[1] Шмон (на языке заключенных) — обыск.
Вон!
Все из камеры с вещами —
Вон!
Корпусной исходит матом,
Тьма дежурных,
Все в халатах
(Здоровенные ребята).
— Шмон!!!..
Как успеть иголку спрятать?
Шмон, шмон, шмон!..
— Вон!
— Скорей!
— Живей!
— Быстрей!..
За копейку, за стекляшку,
Черепок,
За измятую бумажку,
Гвоздик, грифеля кусок —
В кандей!!![1]
Коль найдут,
Упекут,
Не жди пощады.
Изведут,
Угробят гады.
Шмоннн!!!..
Все тряпчушки, все лохмотья
Перещупывают.
Ты, нагой и босой,
Стой!
— Холодно? Замерз? Дрожишь?
Рот открой!
Язык покажи!
Ягодицы раздвигай!
Ну-ка!..
Даже стены корпусной
Сам обстукал:
«Где что спрятал,
Отдавай,
Ссука!»
И везде, со всех сторон —
Шмон, шмон, шмон...
Ищут в нарах, ищут в рамах,
В щелях пола, в узких самых,
[1] Кандей (на языке заключенных) — карцер, штрафной изолятор.
И в параше, в вязком дне —
В говне.
— Поворачивай, пацан, скелет!
— Пальцы, пальцы растопырь, дед!
Изорвали башмаки:
под подошвой
Ищут, окаянные;
В уголке нашли
от миски черепки,
Изломали
ложки деревянные.
Эк досада: некого сажать...
Загоняют в камеру опять.
Всех ругает корпусной челдон.
Двери вновь закрыты на запор.
Слышь,
соседей
выгоняют в коридор:
Там —
шмон.
* * *
Говорят,
В наш Александровский централ
Чернышевский
Некогда попал.
Жаль, что в вещих снах
«Что делать?»
Он
В светлом будущем
Не мог увидеть
Шмон...
Как-то шмон нагрянул очень уж неожиданно и, выбегая в коридор, я вынужден был на ходу выбросить в парашу ножичек, который не успел спрятать. Надзиратель заметил, что я что-то опустил в жижу (это была параша для того, чтобы мочиться и умываться над ней). Остановил меня и спросил, что я бросил. Я ответил, что черепочек от миски (за это не сажали).
— А-ну достань. — Потребовал надзиратель. Напомню, что я не был брезгливым никогда. Я засучил рукав и опустил руку в парашу. Там на дне всегда были черепки и я без труда вытащил один. Надзиратель был
удовлетворен и в коридоре меня шмонал не очень свирепо, так как, видимо, не хотел касаться особенно того, кто преспокойно опустил руку до плеча в мочу.

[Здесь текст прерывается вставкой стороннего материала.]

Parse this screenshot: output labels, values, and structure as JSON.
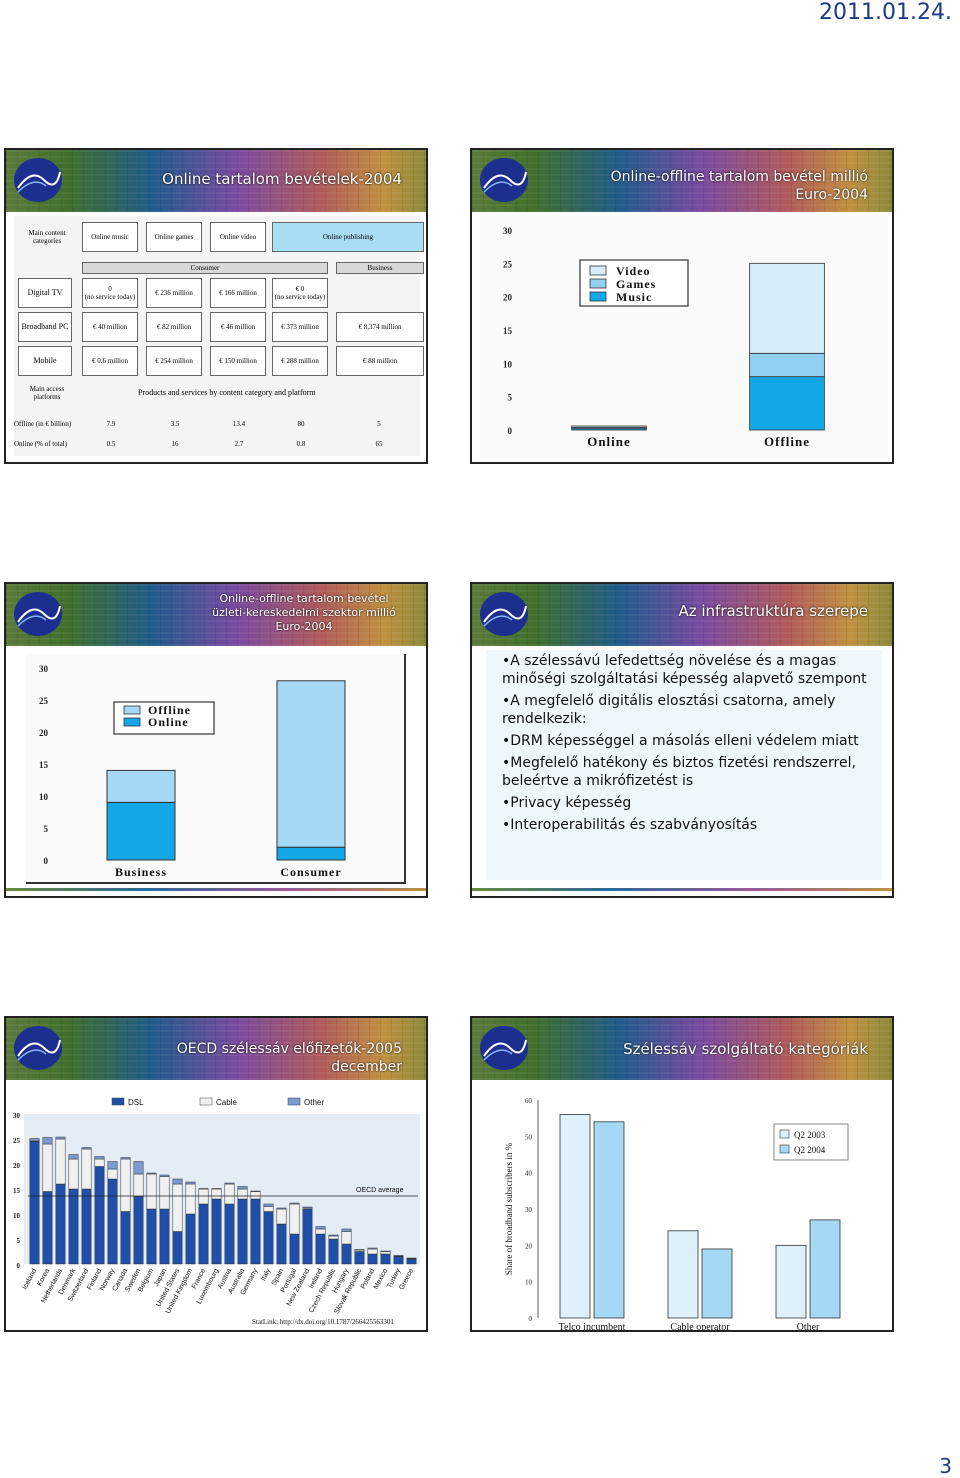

Все же иногда... мечтаю. Расхаживая один по камере, погружаюсь в некое одиночество. Мечтаю: а вдруг происходит чудо: моя писулька о помиловании доходит до самого Сталина. Он понимает, что из меня фашист, как из говна пуля, что я не мог быть идейным сторонником гитлеровцев и велит выпустить меня. Я иду на фронт и там начинаются мои патриотические приключения, благо знание всех повадок и даже кое-каких диалектических и казарменных выражений немецких солдат позволяет мне творить чудеса. Я спасаю жизнь попавшим в плен Мельхиору Клаусу, Вилли Хёвельмайеру, Руди Нойману, Эрнсту Виттерну, фон Бляйхерту и многим другим. Они с ужасом узнают, что «Алекс ист юдэ» (Александр — еврей); рассказывают при дальнейших допросах как я достойно вел себя в плену, чем опровергаются мои самонаклепы; меня вызывает сам Сталин. Конечно, на всем протяжении фантазий мне приходится иметь дело с хлебом, даже когда я спасаю Валю или кого-то из довоенных друзей. Иногда я «переигрываю» свой побег и фантазирую, что было бы, если б я не убежал, а отступил с немцами и потом попал в Париж, где дядя Сима, брат моей матери. Его она особенно любила. Одно приключение следует за другим и во всех начинается с... хлеба. Постепенно его становится все больше и думаешь только о друзьях.